I swear to the sweet baby Jesus, if I see one more HipHopDX
reader posting the words “What does this have to do with Hip Hop?!” in the
comments section, I’ll erupt with Vesuvian velocity and unleash my laptop’s
unholy wrath to stomp a figurative mudhole in their ignorant ass. If you don’t
understand the origins and evolution of a genre that is the culmination of
hundreds of years of African-American cultural history, then sit down, shut up
and try opening your earhole instead of your piehole for once while I break it
down for you. Then and only then will you grasp why Madlib‘s
latest Yesterdays New Quintet release is as important to Hip Hop
culture as anything 2Pac or Biggie ever
recorded.

It all began with the drum. In Africa, the drum was sacred and ceremonial.
Its rhythms provided the foundation for songs about everything from history and
current events to rites of passage and communication with the ancestors. When
slaves were taken to the Caribbean, South America and the “new world” that
became known as the United States of America and denied their musical
instruments, they took to singing in time with their work as they chopped trees
and hammered spikes for the railroads that would speed the progress of
America’s industrial revolution. Spirituals such as “Wade
in the Water”
not only gave birth to gospel music, they also
spurred the anti-slavery resistance as a subtle form of rebel music.

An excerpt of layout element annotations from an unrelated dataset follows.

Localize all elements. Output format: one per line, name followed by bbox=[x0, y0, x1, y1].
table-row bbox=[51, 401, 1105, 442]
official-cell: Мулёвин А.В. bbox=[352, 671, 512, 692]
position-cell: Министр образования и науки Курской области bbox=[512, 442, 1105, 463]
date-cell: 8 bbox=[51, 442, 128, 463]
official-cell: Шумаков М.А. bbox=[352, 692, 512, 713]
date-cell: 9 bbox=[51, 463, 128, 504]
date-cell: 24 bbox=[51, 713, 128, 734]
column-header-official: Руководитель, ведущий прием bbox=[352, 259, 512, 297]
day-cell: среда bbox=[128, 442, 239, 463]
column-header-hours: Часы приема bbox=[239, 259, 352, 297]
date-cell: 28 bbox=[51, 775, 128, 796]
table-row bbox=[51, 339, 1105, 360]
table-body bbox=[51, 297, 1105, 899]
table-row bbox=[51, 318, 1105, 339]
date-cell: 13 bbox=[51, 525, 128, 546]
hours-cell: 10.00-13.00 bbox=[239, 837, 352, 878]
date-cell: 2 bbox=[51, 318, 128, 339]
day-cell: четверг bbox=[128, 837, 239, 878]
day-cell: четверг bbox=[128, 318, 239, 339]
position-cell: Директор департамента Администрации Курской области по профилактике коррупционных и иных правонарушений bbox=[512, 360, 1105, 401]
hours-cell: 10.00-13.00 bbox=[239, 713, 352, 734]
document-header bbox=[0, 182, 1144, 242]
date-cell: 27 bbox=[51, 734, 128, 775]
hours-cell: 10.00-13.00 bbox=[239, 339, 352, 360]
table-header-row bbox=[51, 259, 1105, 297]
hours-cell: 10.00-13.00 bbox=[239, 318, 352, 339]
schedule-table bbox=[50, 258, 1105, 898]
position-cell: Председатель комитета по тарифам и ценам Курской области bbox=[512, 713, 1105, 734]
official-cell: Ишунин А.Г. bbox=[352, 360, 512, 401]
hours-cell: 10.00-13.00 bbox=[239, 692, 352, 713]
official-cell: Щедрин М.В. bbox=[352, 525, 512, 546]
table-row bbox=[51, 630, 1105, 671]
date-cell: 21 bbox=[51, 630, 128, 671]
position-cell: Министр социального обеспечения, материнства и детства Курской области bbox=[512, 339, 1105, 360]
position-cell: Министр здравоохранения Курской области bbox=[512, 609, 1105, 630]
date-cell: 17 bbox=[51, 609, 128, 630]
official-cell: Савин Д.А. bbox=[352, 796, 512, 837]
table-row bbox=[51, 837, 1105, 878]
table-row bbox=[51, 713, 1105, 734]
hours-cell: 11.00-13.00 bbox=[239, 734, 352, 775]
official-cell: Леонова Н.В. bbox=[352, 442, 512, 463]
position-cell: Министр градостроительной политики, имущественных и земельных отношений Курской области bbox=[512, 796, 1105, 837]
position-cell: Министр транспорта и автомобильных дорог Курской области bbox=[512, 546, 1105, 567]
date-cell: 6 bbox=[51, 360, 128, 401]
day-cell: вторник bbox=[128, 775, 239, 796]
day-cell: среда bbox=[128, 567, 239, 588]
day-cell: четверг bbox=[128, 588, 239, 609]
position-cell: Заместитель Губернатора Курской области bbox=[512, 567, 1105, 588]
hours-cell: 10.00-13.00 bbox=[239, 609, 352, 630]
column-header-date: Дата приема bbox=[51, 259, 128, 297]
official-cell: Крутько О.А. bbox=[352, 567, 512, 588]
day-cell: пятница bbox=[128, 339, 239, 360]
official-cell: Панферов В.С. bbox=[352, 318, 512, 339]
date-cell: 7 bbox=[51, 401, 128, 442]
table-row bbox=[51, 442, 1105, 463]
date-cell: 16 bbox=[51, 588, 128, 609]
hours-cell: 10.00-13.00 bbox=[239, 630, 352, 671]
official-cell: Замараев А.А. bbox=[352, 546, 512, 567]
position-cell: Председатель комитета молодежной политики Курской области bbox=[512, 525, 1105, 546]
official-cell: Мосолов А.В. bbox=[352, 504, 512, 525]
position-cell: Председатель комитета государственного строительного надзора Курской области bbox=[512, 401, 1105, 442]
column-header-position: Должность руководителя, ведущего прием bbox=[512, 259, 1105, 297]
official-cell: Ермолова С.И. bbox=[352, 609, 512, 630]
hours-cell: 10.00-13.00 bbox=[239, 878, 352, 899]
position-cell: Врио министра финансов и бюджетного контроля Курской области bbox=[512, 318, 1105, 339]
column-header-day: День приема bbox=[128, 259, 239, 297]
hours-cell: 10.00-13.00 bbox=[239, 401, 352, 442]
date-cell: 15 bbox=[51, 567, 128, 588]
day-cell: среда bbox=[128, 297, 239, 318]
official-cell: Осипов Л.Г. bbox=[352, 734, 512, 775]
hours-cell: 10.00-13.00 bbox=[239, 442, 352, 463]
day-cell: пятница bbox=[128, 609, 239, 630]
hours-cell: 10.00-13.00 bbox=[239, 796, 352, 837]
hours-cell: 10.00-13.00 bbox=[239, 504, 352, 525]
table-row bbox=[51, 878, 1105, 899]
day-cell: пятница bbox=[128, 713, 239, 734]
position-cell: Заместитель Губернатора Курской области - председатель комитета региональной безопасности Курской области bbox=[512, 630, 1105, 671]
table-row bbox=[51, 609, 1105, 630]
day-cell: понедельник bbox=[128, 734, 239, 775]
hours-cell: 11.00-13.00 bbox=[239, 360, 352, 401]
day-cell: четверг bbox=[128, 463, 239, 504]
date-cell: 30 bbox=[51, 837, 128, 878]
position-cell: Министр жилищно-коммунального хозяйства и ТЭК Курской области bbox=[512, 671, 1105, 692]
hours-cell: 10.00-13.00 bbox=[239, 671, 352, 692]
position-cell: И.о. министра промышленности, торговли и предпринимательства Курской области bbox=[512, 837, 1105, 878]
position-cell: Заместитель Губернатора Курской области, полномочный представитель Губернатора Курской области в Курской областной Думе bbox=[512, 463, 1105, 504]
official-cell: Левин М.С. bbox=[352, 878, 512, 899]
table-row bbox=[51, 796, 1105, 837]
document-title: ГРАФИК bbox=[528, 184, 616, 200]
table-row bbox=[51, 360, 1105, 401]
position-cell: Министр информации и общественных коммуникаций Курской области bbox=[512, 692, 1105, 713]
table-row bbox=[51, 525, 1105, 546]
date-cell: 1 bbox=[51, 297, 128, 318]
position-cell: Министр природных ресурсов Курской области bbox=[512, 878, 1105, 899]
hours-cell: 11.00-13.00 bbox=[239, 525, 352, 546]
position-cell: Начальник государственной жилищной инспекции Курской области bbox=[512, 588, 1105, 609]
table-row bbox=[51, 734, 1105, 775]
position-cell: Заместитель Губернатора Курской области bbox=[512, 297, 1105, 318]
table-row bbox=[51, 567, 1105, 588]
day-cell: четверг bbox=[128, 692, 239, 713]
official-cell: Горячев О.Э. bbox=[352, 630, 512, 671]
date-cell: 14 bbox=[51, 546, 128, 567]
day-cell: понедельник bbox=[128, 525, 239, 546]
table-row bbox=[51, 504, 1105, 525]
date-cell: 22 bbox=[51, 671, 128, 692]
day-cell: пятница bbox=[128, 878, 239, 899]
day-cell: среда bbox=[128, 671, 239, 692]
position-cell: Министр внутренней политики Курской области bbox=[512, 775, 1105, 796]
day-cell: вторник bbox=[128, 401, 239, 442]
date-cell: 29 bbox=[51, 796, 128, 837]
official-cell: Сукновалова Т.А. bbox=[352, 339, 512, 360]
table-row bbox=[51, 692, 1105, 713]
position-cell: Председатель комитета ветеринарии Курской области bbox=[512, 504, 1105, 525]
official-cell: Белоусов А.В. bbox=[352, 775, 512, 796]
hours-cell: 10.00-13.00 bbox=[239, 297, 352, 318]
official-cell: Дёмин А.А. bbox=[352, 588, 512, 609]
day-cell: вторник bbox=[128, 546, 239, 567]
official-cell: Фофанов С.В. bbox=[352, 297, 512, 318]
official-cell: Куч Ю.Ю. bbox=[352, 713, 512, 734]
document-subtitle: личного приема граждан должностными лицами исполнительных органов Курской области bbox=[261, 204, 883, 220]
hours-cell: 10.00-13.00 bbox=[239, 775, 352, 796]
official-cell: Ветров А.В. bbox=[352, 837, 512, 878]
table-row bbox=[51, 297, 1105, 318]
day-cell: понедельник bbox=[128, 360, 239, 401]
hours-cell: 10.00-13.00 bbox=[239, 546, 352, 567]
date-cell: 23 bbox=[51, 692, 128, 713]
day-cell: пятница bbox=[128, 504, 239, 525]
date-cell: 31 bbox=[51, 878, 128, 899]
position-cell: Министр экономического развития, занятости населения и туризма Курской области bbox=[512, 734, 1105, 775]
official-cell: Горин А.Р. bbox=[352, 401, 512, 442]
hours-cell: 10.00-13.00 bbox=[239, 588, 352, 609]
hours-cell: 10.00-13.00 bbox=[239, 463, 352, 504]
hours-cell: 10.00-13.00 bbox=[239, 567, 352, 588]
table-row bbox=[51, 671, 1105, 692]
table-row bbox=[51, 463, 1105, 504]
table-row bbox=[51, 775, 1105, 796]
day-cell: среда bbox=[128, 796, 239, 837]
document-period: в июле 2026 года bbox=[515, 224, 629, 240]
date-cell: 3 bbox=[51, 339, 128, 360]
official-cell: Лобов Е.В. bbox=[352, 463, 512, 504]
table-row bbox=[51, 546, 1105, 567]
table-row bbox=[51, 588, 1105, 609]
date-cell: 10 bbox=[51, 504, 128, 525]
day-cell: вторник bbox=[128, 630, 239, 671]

From a blend of African folk music and gospel emerged the blues, and from
the blues emerged jazz, then rock ‘n’ roll, all of which were initially
repudiated as sinful by the white establishment’s elders only to be embraced by
its youth. Visionaries such as John Coltrane, Miles Davis, James Brown
and Herbie Hancock began to blur the lines dividing the
disparate musical genres of the African-American diaspora, and as funk gave
birth to disco, the early seeds of Hip Hop’s roots were sown.

So what does all this have to do with Madlib, the
next-level producer behind critically acclaimed projects such as Lootpack, Quasimoto, Jaylib,
Madvillain
and Talib Kweli‘s Liberation? Well, on the surface,
this album of true school jazz tunes recorded by the multi-instrumentalist
mastermind behind the Yesterdays New Quintet moniker has
nothing whatsoever in common with the modern Hip Hop scene. There are no
Jeep-thumping beats, no catchy choruses, not even a single rhyme to speak of.
Instead, the artist formerly known as Otis
Jackson Jr
. offers up his distinctively stylish take on jazz classics such
as Miles‘ “Bitches Brew” and Bebeto‘s
Barumba” alongside original tracks that have no
problem measuring up in comparison. From the piano-driven swing of “One
For the Monica Lingas Band” 
and the blaxploitation funk of “Street
Talkin'” 
to the African percussion and spaced-out sounds of “Vibes
From the Tribes Suite
,” this album is more tailored to fans of Sun
Ra
than Sa-Ra, encapsulating several hundred years of
African-American musical history in a concise 15 tracks. And if fans of Weezy,
Jeezy
and their ilk don’t get its relevance to Hip Hop culture, it’s
only because they haven’t been paying fucking attention.